Bedrock Mortars in the Lower Foothills
Near Dry Creek/Bear River

In the latter half of the 19th century many bedrock mortars were impacted by ferocious bouts of placer gold mining that was prominent in Yuba River country. There is still gold, and its allure remains a threat today, but try to imagine how many bedrock mortars were destroyed, tumbled over, re-located, inundated and buried? I worked as a field archaeologist and historian in this region for over twenty years and I remain a curious rambler, so I have seen hundreds, if not thousands of bedrock mortars. Often, they are all that remains of an aboriginal campsite or settlement – the remnants of an archaeological site that has returned to the earth, or a place that has been destroyed, or looted. 


Appropriating Bedrock Mortars at Sweetland Creek/Middle Yuba River

My response to bedrock mortars and their settings has always been more visceral than scientific. I find them sculpturally simple but complex, both metaphorical and literal, stark (but formerly lively) and enduring forever, at least in human terms. The bedrock mortar’s place in space is persistent, but dynamic because soil-creep, mass-wasting, duff accumulation, alluvial deposits, erosion and other natural processes have covered many outcrops. In time, many of them are folded back into the earth and become invisible. Are they then gone? A place where young children hovered around their mothers, where women pounded foods and medicines while joking, gossiping, sharing skills, ideas and songs? How will sub-surface bedrock mortars affect behavior on the newly formed surface fifty or a hundred, or thousands of years hence? Will the place have a certain “vibe?” Why do some places have a special or “magical” feel about them? 

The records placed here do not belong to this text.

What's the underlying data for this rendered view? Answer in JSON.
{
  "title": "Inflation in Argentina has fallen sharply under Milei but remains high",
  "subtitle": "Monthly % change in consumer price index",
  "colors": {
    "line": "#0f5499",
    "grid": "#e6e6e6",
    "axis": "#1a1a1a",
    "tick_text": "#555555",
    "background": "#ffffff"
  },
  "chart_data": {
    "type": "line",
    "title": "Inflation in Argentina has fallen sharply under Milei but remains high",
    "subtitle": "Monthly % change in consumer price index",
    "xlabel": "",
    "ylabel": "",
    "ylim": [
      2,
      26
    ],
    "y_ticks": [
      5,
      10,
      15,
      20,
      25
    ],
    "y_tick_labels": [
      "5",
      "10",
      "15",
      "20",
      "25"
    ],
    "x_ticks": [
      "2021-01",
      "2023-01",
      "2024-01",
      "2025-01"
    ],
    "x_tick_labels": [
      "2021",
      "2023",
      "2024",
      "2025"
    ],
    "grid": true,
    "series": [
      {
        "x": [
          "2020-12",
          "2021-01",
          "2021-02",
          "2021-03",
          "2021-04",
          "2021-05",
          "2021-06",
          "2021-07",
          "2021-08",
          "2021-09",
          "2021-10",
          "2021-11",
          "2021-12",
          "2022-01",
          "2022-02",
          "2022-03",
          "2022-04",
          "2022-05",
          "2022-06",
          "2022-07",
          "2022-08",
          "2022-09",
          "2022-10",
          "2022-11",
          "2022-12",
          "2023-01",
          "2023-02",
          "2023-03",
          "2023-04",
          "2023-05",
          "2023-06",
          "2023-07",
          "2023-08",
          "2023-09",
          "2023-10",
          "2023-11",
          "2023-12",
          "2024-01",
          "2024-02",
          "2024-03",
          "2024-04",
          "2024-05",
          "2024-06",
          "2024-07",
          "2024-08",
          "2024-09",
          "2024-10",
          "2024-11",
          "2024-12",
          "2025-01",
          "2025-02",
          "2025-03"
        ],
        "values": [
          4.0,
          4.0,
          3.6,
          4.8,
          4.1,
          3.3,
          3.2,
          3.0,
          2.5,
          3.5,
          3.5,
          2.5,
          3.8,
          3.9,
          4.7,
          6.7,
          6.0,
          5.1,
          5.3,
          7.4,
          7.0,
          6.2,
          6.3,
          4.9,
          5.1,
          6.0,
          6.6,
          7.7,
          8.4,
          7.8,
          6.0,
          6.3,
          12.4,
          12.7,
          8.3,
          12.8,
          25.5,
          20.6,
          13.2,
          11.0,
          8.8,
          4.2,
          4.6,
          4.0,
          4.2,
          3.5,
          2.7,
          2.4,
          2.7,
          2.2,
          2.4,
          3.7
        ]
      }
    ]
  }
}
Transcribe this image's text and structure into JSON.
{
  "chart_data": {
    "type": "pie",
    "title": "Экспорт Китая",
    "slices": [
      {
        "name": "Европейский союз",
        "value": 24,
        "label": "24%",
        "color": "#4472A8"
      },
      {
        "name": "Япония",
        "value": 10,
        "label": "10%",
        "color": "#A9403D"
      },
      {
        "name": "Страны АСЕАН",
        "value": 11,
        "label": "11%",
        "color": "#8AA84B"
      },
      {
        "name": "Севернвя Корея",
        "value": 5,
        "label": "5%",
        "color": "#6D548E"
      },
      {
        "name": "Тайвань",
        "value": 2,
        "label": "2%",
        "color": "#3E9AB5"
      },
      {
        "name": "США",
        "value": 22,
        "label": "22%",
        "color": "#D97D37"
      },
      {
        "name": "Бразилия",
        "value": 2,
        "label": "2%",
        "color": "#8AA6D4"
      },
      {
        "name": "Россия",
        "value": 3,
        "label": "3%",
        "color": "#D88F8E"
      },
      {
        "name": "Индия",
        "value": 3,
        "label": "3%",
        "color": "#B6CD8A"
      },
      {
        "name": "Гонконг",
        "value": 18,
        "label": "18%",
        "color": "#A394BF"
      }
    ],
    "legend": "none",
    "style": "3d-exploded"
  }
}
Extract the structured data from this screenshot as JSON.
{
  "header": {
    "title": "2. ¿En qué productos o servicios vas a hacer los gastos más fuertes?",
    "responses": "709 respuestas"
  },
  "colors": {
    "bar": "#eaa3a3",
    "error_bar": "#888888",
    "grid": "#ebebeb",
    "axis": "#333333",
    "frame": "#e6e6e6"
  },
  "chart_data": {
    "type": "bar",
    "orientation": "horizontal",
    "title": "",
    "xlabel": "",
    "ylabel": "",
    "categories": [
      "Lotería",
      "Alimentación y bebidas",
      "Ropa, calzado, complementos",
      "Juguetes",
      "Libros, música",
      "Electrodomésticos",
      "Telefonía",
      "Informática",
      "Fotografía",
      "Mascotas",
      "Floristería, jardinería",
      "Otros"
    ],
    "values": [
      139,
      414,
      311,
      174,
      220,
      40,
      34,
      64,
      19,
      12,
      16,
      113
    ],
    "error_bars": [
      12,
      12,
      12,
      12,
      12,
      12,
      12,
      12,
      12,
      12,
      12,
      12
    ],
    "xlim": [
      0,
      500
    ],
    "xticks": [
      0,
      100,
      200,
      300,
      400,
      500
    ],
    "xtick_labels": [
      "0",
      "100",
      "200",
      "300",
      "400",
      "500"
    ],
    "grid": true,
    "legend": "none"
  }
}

Bedrock Mortars on the South Yuba River/ Canyon Creek

Americans have grandiose notions and specific ideas about monuments. Examples include Mount Rushmore, Maya Lin’s Viet Nam Memorial and the toponym that designates a unique geological feature in the Sacramento Valley of California as the “Sutter Buttes.” Today, California’s bedrock mortars serve as diffuse cultural “monuments” or touchstones, if you will, that honor and promote reflection on the unique and effective practice of hunting and gathering, and women’s important role in that process for centuries to come.